# 15.3.4.2 Specifying Partial Derivative of Parameters

Iterative procedure of L-M algorithm need to calculate the partial derivatives of fitting functions to go forward to the best fit. So when you define your user-defined function, specifying partial derivatives can reduce the time it takes to perform a set of iterations.

If you wish to specify partial derivatives, note that you must specify the derivatives of the function of the dependent variable in terms of the fit parameters.

If you did not specify partial derivatives, Origin will solve the partial derivatives of fitting functions with numeric methods.

 Notes: However, given the much-enhanced speed of fitting achieved with Origin C, specifying partial derivatives may not be necessary. Specify partial derivatives is only supported in defining User-defined Function Specify partial derivatives is only supported for two function form of the fitting function Origin C Labtalk Script (Not recommend to use)

## How to Set Partial Derivative Parameters

### Using Function Builder

1. In the Name and Type page of Fitting Function Builder, set Function Type to be Origin C or Labtalk Script 2. Continue to go to the Function Body page, make sure to select the Use Derivatives check box. Then click the Open Code Builder Button  3. Define the function and partial derivation equations in the fitting function body ### Using Function Organizer

1. Choose Function Form to be "Y-Script" or Origin C
2. Select the Derivative check box
3. Click the Open Code Builder Button next to the Function box
4. Define the function and partial derivation equations in the fitting function body
5. ## Defining Partial Derivative

### By Origin C

If you have chosen to define the function using Origin C, the variables for the partial derivatives will be pre-defined in Code Builder. You just need to enter the expression for them. For example, if the function is: $y=P_1+P_2x+e^{P_3x}$ The partial derivatives for each parameter should be: $\frac{\partial y}{\partial P_1}=1$ $\frac{\partial y}{\partial P_2}=x$ $\frac{\partial y}{\partial P_3}=xe^{P_3x}$ Then if you define an Origin C fitting function, the variables dy_P1, dy_P2, and dy_P3 will be available, and can define the function with partial derivatives by: y = p1 + p2*x + exp(p3*x); dy_p1 = 1; dy_p2 = x; dy_p3 = x * exp(p3*x); ### By Labtalk

If you want to define your function using LabTalk, select Y-Script in Fitting Function Organizer or Labtalk Script in Fitting Function Builder, Use d_VarName to represent the derivative variables.

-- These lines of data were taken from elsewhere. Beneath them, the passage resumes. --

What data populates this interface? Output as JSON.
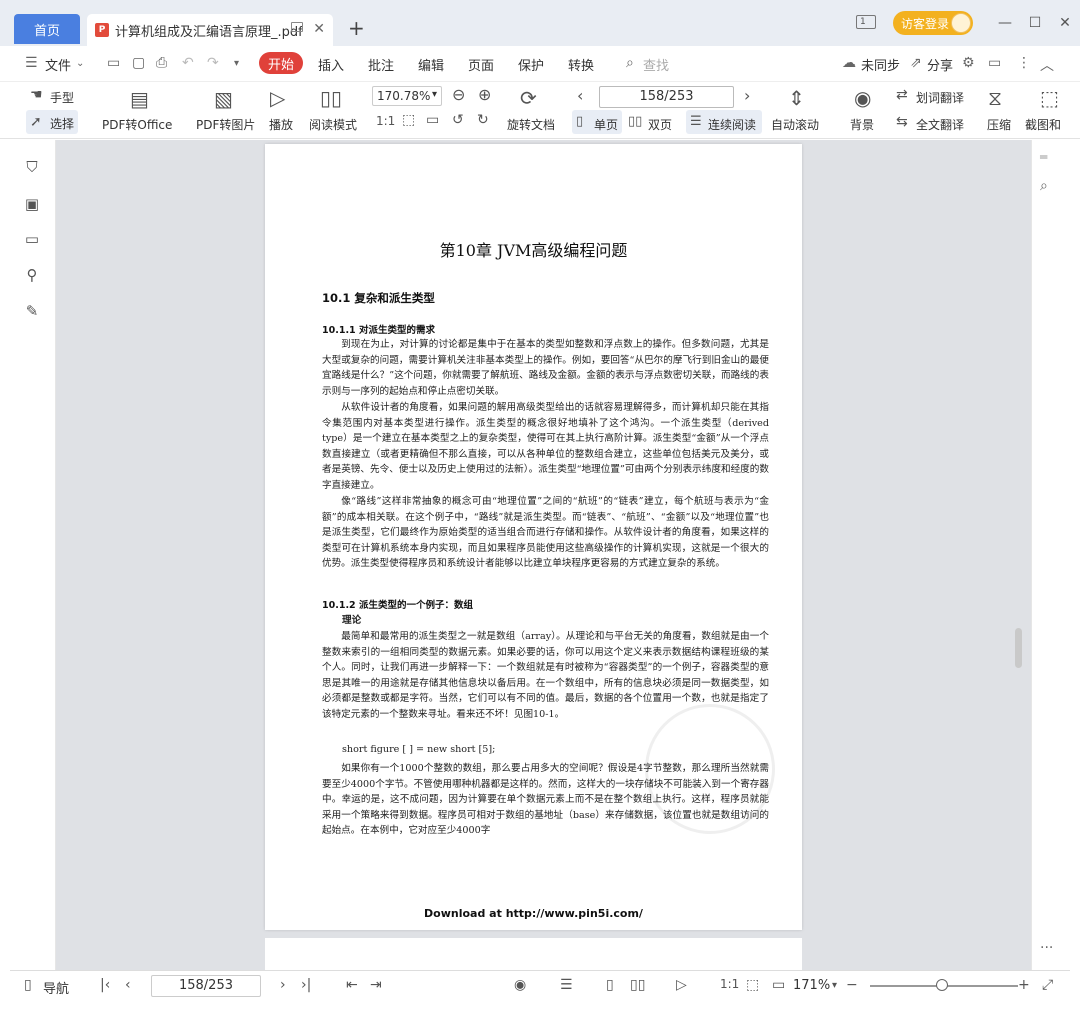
{
  "titlebar": {
    "home_tab": "首页",
    "doc_tab": "计算机组成及汇编语言原理_.pdf",
    "new_tab": "+",
    "guest_button": "访客登录",
    "layout_badge": "1"
  },
  "menubar": {
    "file": "文件",
    "items": [
      "开始",
      "插入",
      "批注",
      "编辑",
      "页面",
      "保护",
      "转换"
    ],
    "search": "查找",
    "sync": "未同步",
    "share": "分享"
  },
  "toolbar": {
    "hand": "手型",
    "select": "选择",
    "pdf_to_office": "PDF转Office",
    "pdf_to_image": "PDF转图片",
    "play": "播放",
    "read_mode": "阅读模式",
    "zoom": "170.78%",
    "page_indicator": "158/253",
    "rotate_doc": "旋转文档",
    "single_page": "单页",
    "double_page": "双页",
    "continuous": "连续阅读",
    "auto_scroll": "自动滚动",
    "background": "背景",
    "word_translate": "划词翻译",
    "full_translate": "全文翻译",
    "compress": "压缩",
    "screenshot": "截图和"
  },
  "document": {
    "chapter_title": "第10章 JVM高级编程问题",
    "section_10_1": "10.1  复杂和派生类型",
    "section_10_1_1": "10.1.1  对派生类型的需求",
    "para1": "到现在为止，对计算的讨论都是集中于在基本的类型如整数和浮点数上的操作。但多数问题，尤其是大型或复杂的问题，需要计算机关注非基本类型上的操作。例如，要回答“从巴尔的摩飞行到旧金山的最便宜路线是什么？”这个问题，你就需要了解航班、路线及金额。金额的表示与浮点数密切关联，而路线的表示则与一序列的起始点和停止点密切关联。",
    "para2": "从软件设计者的角度看，如果问题的解用高级类型给出的话就容易理解得多，而计算机却只能在其指令集范围内对基本类型进行操作。派生类型的概念很好地填补了这个鸿沟。一个派生类型（derived type）是一个建立在基本类型之上的复杂类型，使得可在其上执行高阶计算。派生类型“金额”从一个浮点数直接建立（或者更精确但不那么直接，可以从各种单位的整数组合建立，这些单位包括美元及美分，或者是英镑、先令、便士以及历史上使用过的法新）。派生类型“地理位置”可由两个分别表示纬度和经度的数字直接建立。",
    "para3": "像“路线”这样非常抽象的概念可由“地理位置”之间的“航班”的“链表”建立，每个航班与表示为“金额”的成本相关联。在这个例子中，“路线”就是派生类型。而“链表”、“航班”、“金额”以及“地理位置”也是派生类型，它们最终作为原始类型的适当组合而进行存储和操作。从软件设计者的角度看，如果这样的类型可在计算机系统本身内实现，而且如果程序员能使用这些高级操作的计算机实现，这就是一个很大的优势。派生类型使得程序员和系统设计者能够以比建立单块程序更容易的方式建立复杂的系统。",
    "section_10_1_2": "10.1.2  派生类型的一个例子：数组",
    "theory_label": "理论",
    "para4": "最简单和最常用的派生类型之一就是数组（array）。从理论和与平台无关的角度看，数组就是由一个整数来索引的一组相同类型的数据元素。如果必要的话，你可以用这个定义来表示数据结构课程班级的某个人。同时，让我们再进一步解释一下：一个数组就是有时被称为“容器类型”的一个例子，容器类型的意思是其唯一的用途就是存储其他信息块以备后用。在一个数组中，所有的信息块必须是同一数据类型，如必须都是整数或都是字符。当然，它们可以有不同的值。最后，数据的各个位置用一个数，也就是指定了该特定元素的一个整数来寻址。看来还不坏！见图10-1。",
    "code_line": "short figure [ ] = new short [5];",
    "para5": "如果你有一个1000个整数的数组，那么要占用多大的空间呢？假设是4字节整数，那么理所当然就需要至少4000个字节。不管使用哪种机器都是这样的。然而，这样大的一块存储块不可能装入到一个寄存器中。幸运的是，这不成问题，因为计算要在单个数据元素上而不是在整个数组上执行。这样，程序员就能采用一个策略来得到数据。程序员可相对于数组的基地址（base）来存储数据，该位置也就是数组访问的起始点。在本例中，它对应至少4000字",
    "footer": "Download at http://www.pin5i.com/"
  },
  "statusbar": {
    "nav": "导航",
    "page": "158/253",
    "zoom": "171%"
  },
  "colors": {
    "accent_blue": "#4a7fe0",
    "start_red": "#e0413a",
    "guest_orange": "#f3b11f",
    "workspace_gray": "#dfe1e5"
  }
}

However, Origin C is easier to use because it enables user to compile and evaluate the functions before they really use it. Now we don't recommend specifying partial derivative using Labtalk. For the same example as in tutorial of above section Function: $y=P_1+P_2x+e^{P_3x}$ The function and the partial derivatives can be defined by Labtalk as below y = p1 + p2*x + exp(p3*x); dy_p1 = 1; dy_p2 = x; dy_p3 = x * exp(p3*x);